Cassellius had encountered resistance among high school principals in overhauling the graduation requirements. Last year, the Boston High School Heads Association criticized her in a letter for leaving them out of the development of the proposal and pushing too aggressively to implement the changes during the pandemic.
But Cassellius, who made adopting MassCore a high priority when she first started the job, has secured along the way some key allies, including state Education Commissioner Jeffrey Riley, who last year called for the school system to put in place MassCore as part of a broader agreement to overhaul the school system.

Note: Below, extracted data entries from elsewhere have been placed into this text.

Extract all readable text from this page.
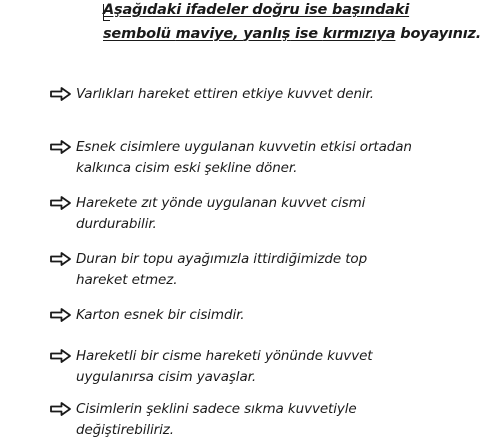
Aşağıdaki ifadeler doğru ise başındaki
sembolü maviye, yanlış ise kırmızıya boyayınız.
Varlıkları hareket ettiren etkiye kuvvet denir.
Esnek cisimlere uygulanan kuvvetin etkisi ortadan kalkınca cisim eski şekline döner.
Harekete zıt yönde uygulanan kuvvet cismi durdurabilir.
Duran bir topu ayağımızla ittirdiğimizde top hareket etmez.
Karton esnek bir cisimdir.
Hareketli bir cisme hareketi yönünde kuvvet uygulanırsa cisim yavaşlar.
Cisimlerin şeklini sadece sıkma kuvvetiyle değiştirebiliriz.
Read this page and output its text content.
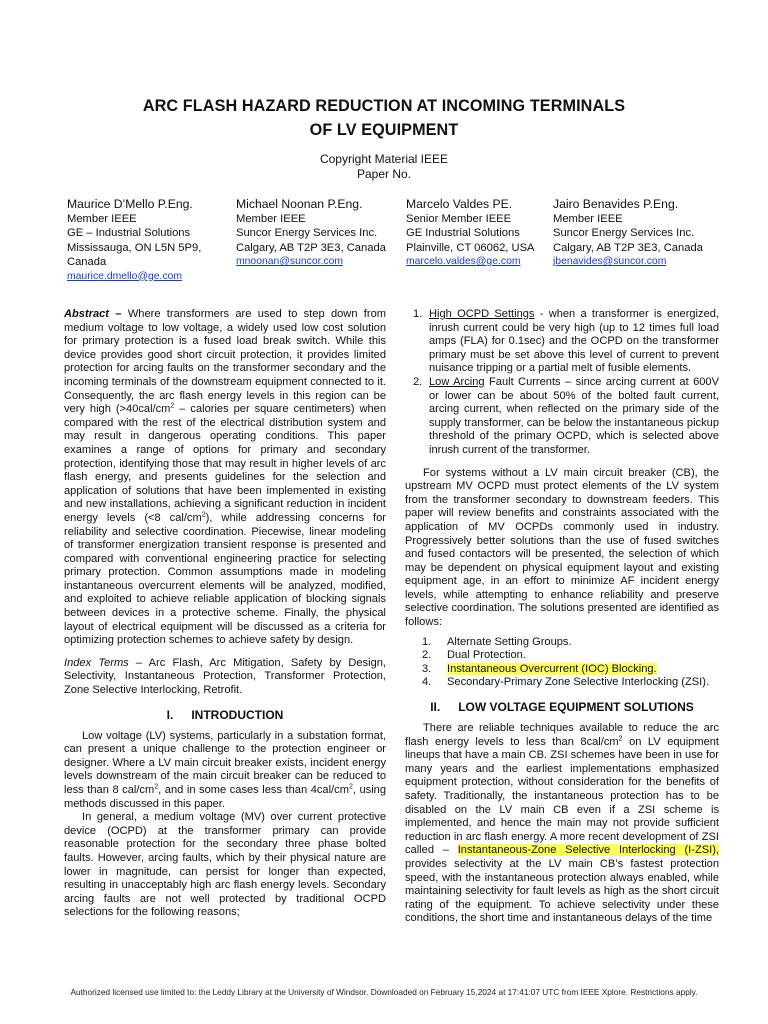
ARC FLASH HAZARD REDUCTION AT INCOMING TERMINALS
OF LV EQUIPMENT
Copyright Material IEEE
Paper No.
Maurice D’Mello P.Eng.
Member IEEE
GE – Industrial Solutions
Mississauga, ON L5N 5P9,
Canada
maurice.dmello@ge.com
Michael Noonan P.Eng.
Member IEEE
Suncor Energy Services Inc.
Calgary, AB T2P 3E3, Canada
mnoonan@suncor.com
Marcelo Valdes PE.
Senior Member IEEE
GE Industrial Solutions
Plainville, CT 06062, USA
marcelo.valdes@ge.com
Jairo Benavides P.Eng.
Member IEEE
Suncor Energy Services Inc.
Calgary, AB T2P 3E3, Canada
jbenavides@suncor.com

Abstract – Where transformers are used to step down from medium voltage to low voltage, a widely used low cost solution for primary protection is a fused load break switch. While this device provides good short circuit protection, it provides limited protection for arcing faults on the transformer secondary and the incoming terminals of the downstream equipment connected to it. Consequently, the arc flash energy levels in this region can be very high ($>40cal/cm^2$ – calories per square centimeters) when compared with the rest of the electrical distribution system and may result in dangerous operating conditions. This paper examines a range of options for primary and secondary protection, identifying those that may result in higher levels of arc flash energy, and presents guidelines for the selection and application of solutions that have been implemented in existing and new installations, achieving a significant reduction in incident energy levels (<8 cal/$cm^2$), while addressing concerns for reliability and selective coordination. Piecewise, linear modeling of transformer energization transient response is presented and compared with conventional engineering practice for selecting primary protection. Common assumptions made in modeling instantaneous overcurrent elements will be analyzed, modified, and exploited to achieve reliable application of blocking signals between devices in a protective scheme. Finally, the physical layout of electrical equipment will be discussed as a criteria for optimizing protection schemes to achieve safety by design.

Index Terms – Arc Flash, Arc Mitigation, Safety by Design, Selectivity, Instantaneous Protection, Transformer Protection, Zone Selective Interlocking, Retrofit.

I. INTRODUCTION

Low voltage (LV) systems, particularly in a substation format, can present a unique challenge to the protection engineer or designer. Where a LV main circuit breaker exists, incident energy levels downstream of the main circuit breaker can be reduced to less than 8 cal/$cm^2$, and in some cases less than $4cal/cm^2$, using methods discussed in this paper.

In general, a medium voltage (MV) over current protective device (OCPD) at the transformer primary can provide reasonable protection for the secondary three phase bolted faults. However, arcing faults, which by their physical nature are lower in magnitude, can persist for longer than expected, resulting in unacceptably high arc flash energy levels. Secondary arcing faults are not well protected by traditional OCPD selections for the following reasons;

1. High OCPD Settings - when a transformer is energized, inrush current could be very high (up to 12 times full load amps (FLA) for 0.1sec) and the OCPD on the transformer primary must be set above this level of current to prevent nuisance tripping or a partial melt of fusible elements.
2. Low Arcing Fault Currents – since arcing current at 600V or lower can be about 50% of the bolted fault current, arcing current, when reflected on the primary side of the supply transformer, can be below the instantaneous pickup threshold of the primary OCPD, which is selected above inrush current of the transformer.

For systems without a LV main circuit breaker (CB), the upstream MV OCPD must protect elements of the LV system from the transformer secondary to downstream feeders. This paper will review benefits and constraints associated with the application of MV OCPDs commonly used in industry. Progressively better solutions than the use of fused switches and fused contactors will be presented, the selection of which may be dependent on physical equipment layout and existing equipment age, in an effort to minimize AF incident energy levels, while attempting to enhance reliability and preserve selective coordination. The solutions presented are identified as follows:

1. Alternate Setting Groups.
2. Dual Protection.
3. Instantaneous Overcurrent (IOC) Blocking.
4. Secondary-Primary Zone Selective Interlocking (ZSI).
II. LOW VOLTAGE EQUIPMENT SOLUTIONS

There are reliable techniques available to reduce the arc flash energy levels to less than $8cal/cm^2$ on LV equipment lineups that have a main CB. ZSI schemes have been in use for many years and the earliest implementations emphasized equipment protection, without consideration for the benefits of safety. Traditionally, the instantaneous protection has to be disabled on the LV main CB even if a ZSI scheme is implemented, and hence the main may not provide sufficient reduction in arc flash energy. A more recent development of ZSI called – Instantaneous-Zone Selective Interlocking (I-ZSI), provides selectivity at the LV main CB’s fastest protection speed, with the instantaneous protection always enabled, while maintaining selectivity for fault levels as high as the short circuit rating of the equipment. To achieve selectivity under these conditions, the short time and instantaneous delays of the time

Authorized licensed use limited to: the Leddy Library at the University of Windsor. Downloaded on February 15,2024 at 17:41:07 UTC from IEEE Xplore. Restrictions apply.
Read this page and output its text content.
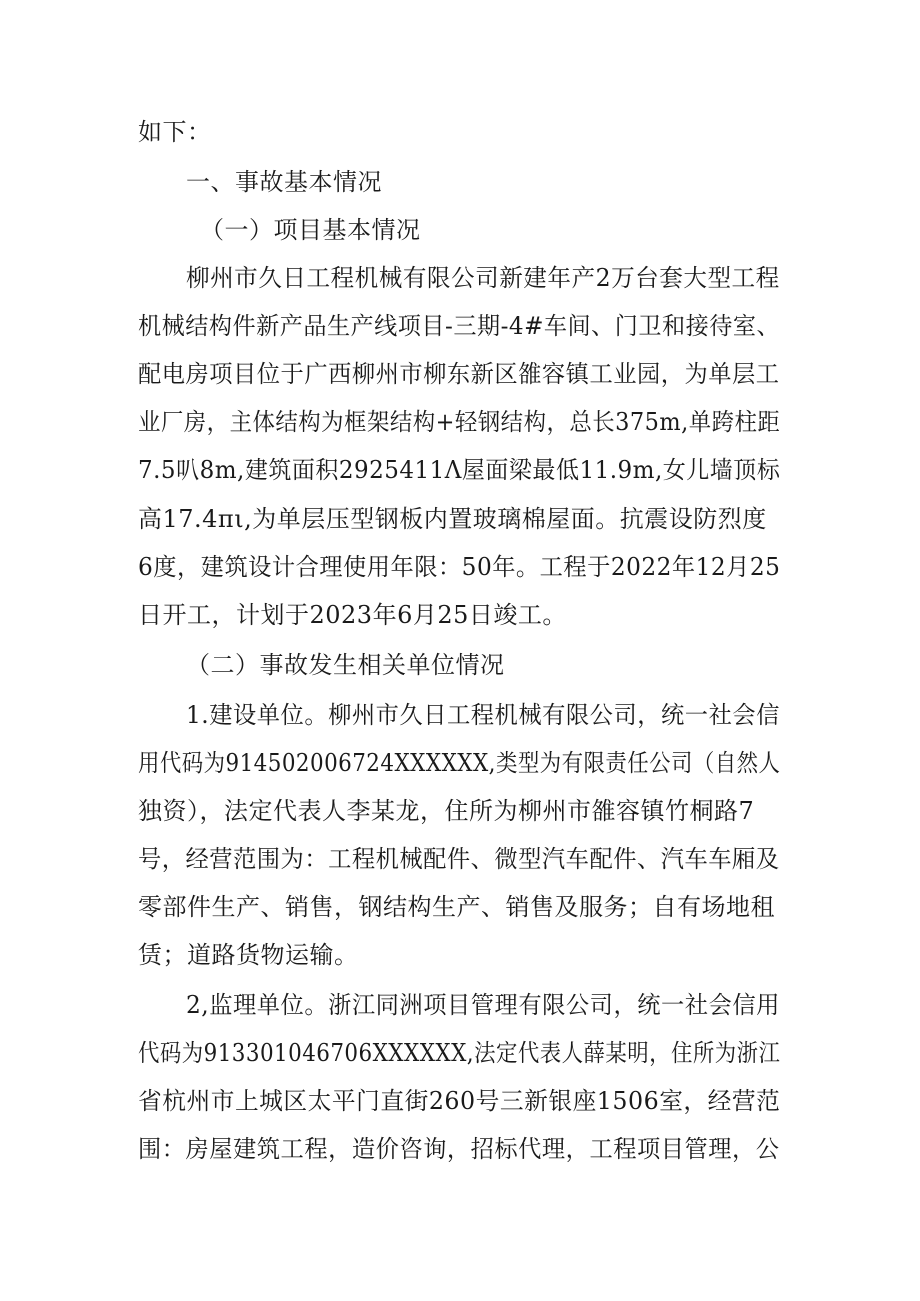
如下：
一、事故基本情况
（一）项目基本情况
柳州市久日工程机械有限公司新建年产2万台套大型工程
机械结构件新产品生产线项目-三期-4#车间、门卫和接待室、
配电房项目位于广西柳州市柳东新区雒容镇工业园，为单层工
业厂房，主体结构为框架结构+轻钢结构，总长375m,单跨柱距
7.5叭8m,建筑面积2925411Λ屋面梁最低11.9m,女儿墙顶标
高17.4πι,为单层压型钢板内置玻璃棉屋面。抗震设防烈度
6度，建筑设计合理使用年限：50年。工程于2022年12月25
日开工，计划于2023年6月25日竣工。
（二）事故发生相关单位情况
1.建设单位。柳州市久日工程机械有限公司，统一社会信
用代码为914502006724XXXXXX,类型为有限责任公司（自然人
独资），法定代表人李某龙，住所为柳州市雒容镇竹桐路7
号，经营范围为：工程机械配件、微型汽车配件、汽车车厢及
零部件生产、销售，钢结构生产、销售及服务；自有场地租
赁；道路货物运输。
2,监理单位。浙江同洲项目管理有限公司，统一社会信用
代码为913301046706XXXXXX,法定代表人薛某明，住所为浙江
省杭州市上城区太平门直街260号三新银座1506室，经营范
围：房屋建筑工程，造价咨询，招标代理，工程项目管理，公
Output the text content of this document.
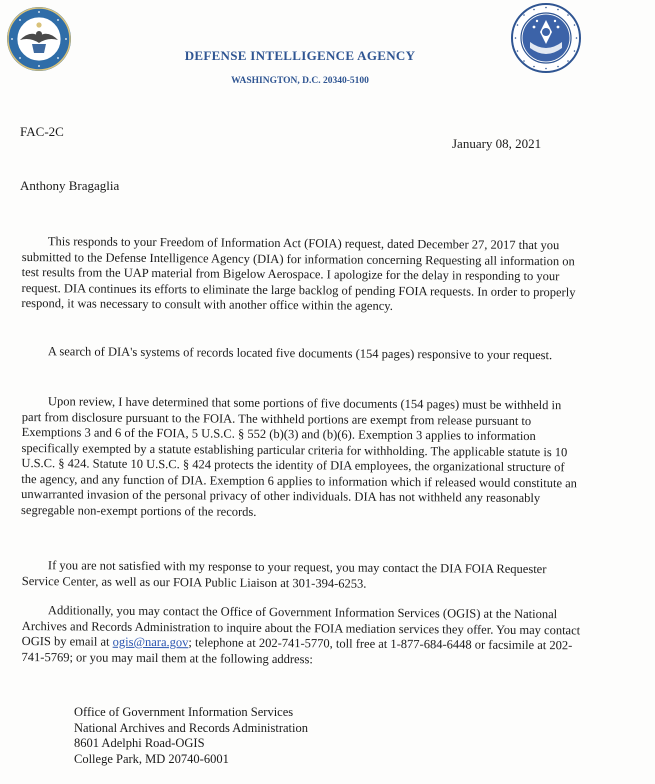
DEFENSE INTELLIGENCE AGENCY
WASHINGTON, D.C. 20340-5100
FAC-2C
January 08, 2021
Anthony Bragaglia

This responds to your Freedom of Information Act (FOIA) request, dated December 27, 2017 that you submitted to the Defense Intelligence Agency (DIA) for information concerning Requesting all information on test results from the UAP material from Bigelow Aerospace. I apologize for the delay in responding to your request. DIA continues its efforts to eliminate the large backlog of pending FOIA requests. In order to properly respond, it was necessary to consult with another office within the agency.

A search of DIA's systems of records located five documents (154 pages) responsive to your request.

Upon review, I have determined that some portions of five documents (154 pages) must be withheld in part from disclosure pursuant to the FOIA. The withheld portions are exempt from release pursuant to Exemptions 3 and 6 of the FOIA, 5 U.S.C. § 552 (b)(3) and (b)(6). Exemption 3 applies to information specifically exempted by a statute establishing particular criteria for withholding. The applicable statute is 10 U.S.C. § 424. Statute 10 U.S.C. § 424 protects the identity of DIA employees, the organizational structure of the agency, and any function of DIA. Exemption 6 applies to information which if released would constitute an unwarranted invasion of the personal privacy of other individuals. DIA has not withheld any reasonably segregable non-exempt portions of the records.

If you are not satisfied with my response to your request, you may contact the DIA FOIA Requester Service Center, as well as our FOIA Public Liaison at 301-394-6253.

Additionally, you may contact the Office of Government Information Services (OGIS) at the National Archives and Records Administration to inquire about the FOIA mediation services they offer. You may contact OGIS by email at ogis@nara.gov; telephone at 202-741-5770, toll free at 1-877-684-6448 or facsimile at 202-741-5769; or you may mail them at the following address:

Office of Government Information Services
National Archives and Records Administration
8601 Adelphi Road-OGIS
College Park, MD 20740-6001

In public comments before the vote, two mayoral candidates — City Councilor Annissa Essaibi George and John Barros, the city’s former chief of economic development — urged the committee during the meeting broadcast on Zoom to pass MassCore.
“I know adopting MassCore will take time, but I’m optimistic by doing so it will yield improvements in graduation rates and student success after BPS,” Essaibi George said.
Barros emphasized the need for robust planning.
“MassCore as a base level standard is a big step in investing in our young students,“ he said.
Not all public speakers supported MassCore.
“It is wrong to pass this additional graduation requirement right now. Families are returning to school . . . and families are having to beg for compensatory services, “ said Ruby Reyes, director of the Boston Education Justice Alliance, a coalition of educators and parents, who also raised concerns about school closures.
In presenting the school construction proposals, Cassellius signaled her intent to accelerate the pace of the district’s long-term facilities plan known as BuildBPS, which hit bumps during the pandemic and calls for closing schools.
The construction proposals, many of which have been under development for years, involve closing the Jackson Mann K-8 in Allston, the Irving Middle School in Roslindale, and the Timilty Middle School in Roxbury at the end of the next school year. The Jackson Mann would eventually be replaced with a new building, while the vacated middle schools would be renovated into elementary or secondary schools.
New buildings would also be erected in East Boston, Dorchester, and Roxbury. Two other campuses — the McCormack in Dorchester and the Edwards in Charlestown — would be renovated. School officials are looking for a new site for the Horace Mann School for the Deaf and Hard of Hearing.
School leaders will tap local and state funding for the projects, with $163 million allocated in the next fiscal year budget.
Acting Mayor Kim Janey expressed support for the proposals in a statement.
“The vision for Boston Public Schools is that every student has access to learning opportunities that unlock their potential and help them flourish,” Janey said. “That includes learning in excellent school buildings that reflect the high potential we know our students can reach and matches the talent of our educators. We have a long way to go to achieve our mission, but make no mistake, this proposal from the superintendent provides a road map to bring us closer to this goal.”
But some Jackson Mann parents — including Amanda Chen, whose son is moderately autistic — expressed disappointment the school would be closing.
“The fact that he wakes up every morning with a smile on his face and looks forward to go to this program speaks volumes about the excellence of it,” she said. “As you can imagine, I’m very upset to hear that the school will be closed.”